The pow wow committee extends a hearty welcome to everyone to attend and experience the opportunity to learn about the rich culture of the indigenous peoples of North America.
A pow wow gives the indigenous Nations an opportunity to come together socially, while friendly dance and drum competitions celebrate the uniqueness of each Native American Nation. This year $65,000 in prize money will be awarded in eight dance categories as well as a drum competition.
There is no dancing without the drums. This year’s host drums are champion quality. Blackfoot Crossing from Calgary, Alberta, Canada, sing northern style and the Southern Boyz from Lawton, Okla., will sing southern style.
Styles of dances and drum music are unique to each Nation but most all dances are intertribal and done within the pow wow circle. The circle follows the clockwise pattern of the sun, representing the circle of unity in the cycle of life.
Dances are recognized by the regalia worn. The dancer’s regalia (never referred to as “costume”) and ornaments, including beadwork and feathers, signify special events or honors in a person’s life. Some are symbols rooted in legend.
Many cherished handmade outfits are highly valued and often made by a respected family member. Frequently, they are a delicate heirloom. The feathers in particular are sacred and highly valued. Visitors are welcome to take pictures of individual dancers, but please ask for permission and do not touch their regalia.
Competitions are generally divided by male or female by age categories. Even children under the age of five dress in their native tribe’s regalia and they are encouraged to participate in order to instill in them a respect for the pow wow traditions.
Women’s competition dances include:
The Fancy Shawl Dance features women wearing brilliant colors and a long, fringed and appliqued shawl performing rapid spins and elaborate dance steps. Some call them butterfly dancers and after you see this style you will know why.
The Jingle Dress Dance is a healing dance in which women wear a dress with hundreds of small tin cones that make noise as the dancers move with light footwork.
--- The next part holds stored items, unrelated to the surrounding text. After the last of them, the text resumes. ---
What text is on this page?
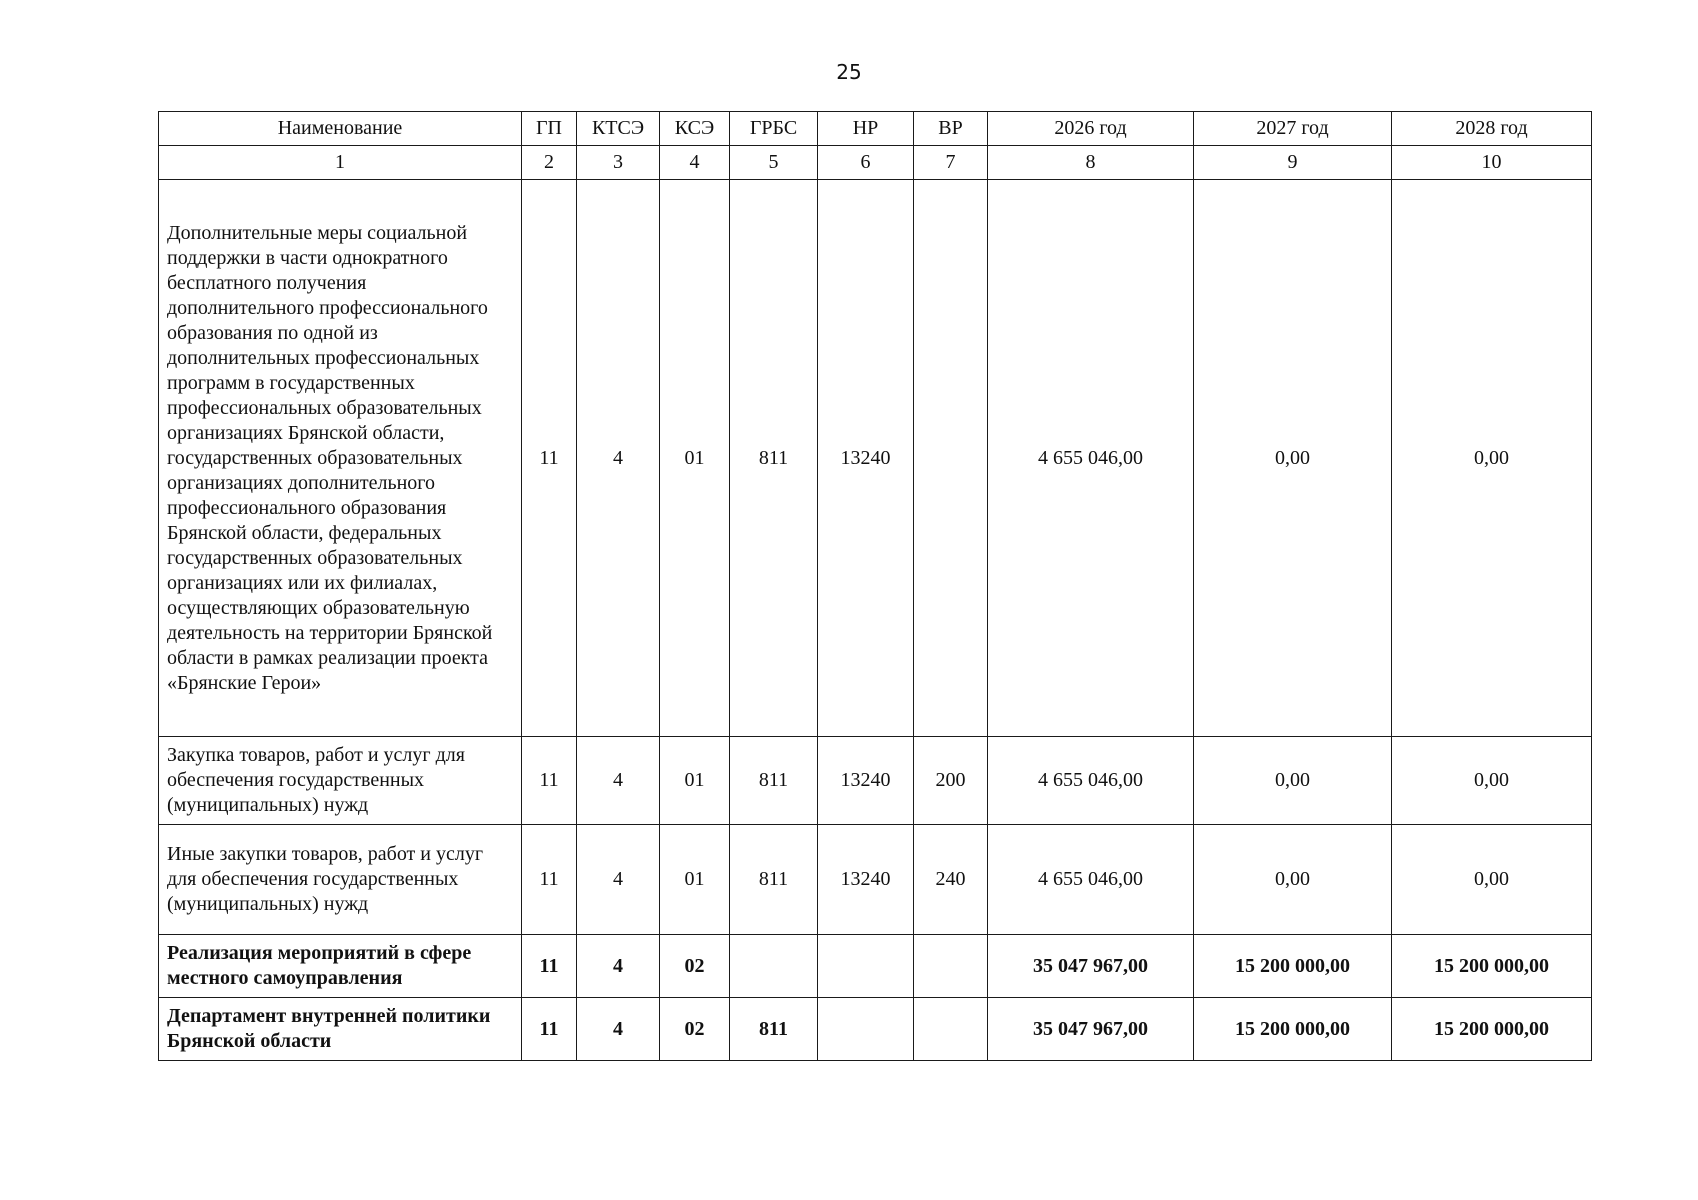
25
Наименование	ГП	КТСЭ	КСЭ	ГРБС	НР	ВР	2026 год	2027 год	2028 год
1	2	3	4	5	6	7	8	9	10
Дополнительные меры социальной поддержки в части однократного бесплатного получения дополнительного профессионального образования по одной из дополнительных профессиональных программ в государственных профессиональных образовательных организациях Брянской области, государственных образовательных организациях дополнительного профессионального образования Брянской области, федеральных государственных образовательных организациях или их филиалах, осуществляющих образовательную деятельность на территории Брянской области в рамках реализации проекта «Брянские Герои»	11	4	01	811	13240		4 655 046,00	0,00	0,00
Закупка товаров, работ и услуг для обеспечения государственных (муниципальных) нужд	11	4	01	811	13240	200	4 655 046,00	0,00	0,00
Иные закупки товаров, работ и услуг для обеспечения государственных (муниципальных) нужд	11	4	01	811	13240	240	4 655 046,00	0,00	0,00
Реализация мероприятий в сфере местного самоуправления	11	4	02				35 047 967,00	15 200 000,00	15 200 000,00
Департамент внутренней политики Брянской области	11	4	02	811			35 047 967,00	15 200 000,00	15 200 000,00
Men’s competition dances include:
The Fancy Dance or Fancy Feather Dance features colorful regalia with dramatic movement featuring spins, leaps and an occasional somersault.
The Grass Dance features regalia with long, flowing fringe and the dance steps are reminiscent of stomping on the prairie.
Every weekend of the year there are pow wows held across North America. Many of the participants you will see at the Seneca Pow Wow this weekend are champion dancers and singers.
“While pow wows are not a part of our culture historically, my understanding is that early organizers began holding them on our territories as a way to extend our hand in friendship to our neighbors and other Nations from across the country. It is a borrowed custom but we try to infuse the pow wow with our own unique Seneca culture by showcasing our Iroquois dance styles,” said Bowen. The Seneca Nation is one of six nations of the Iroquois Confederacy.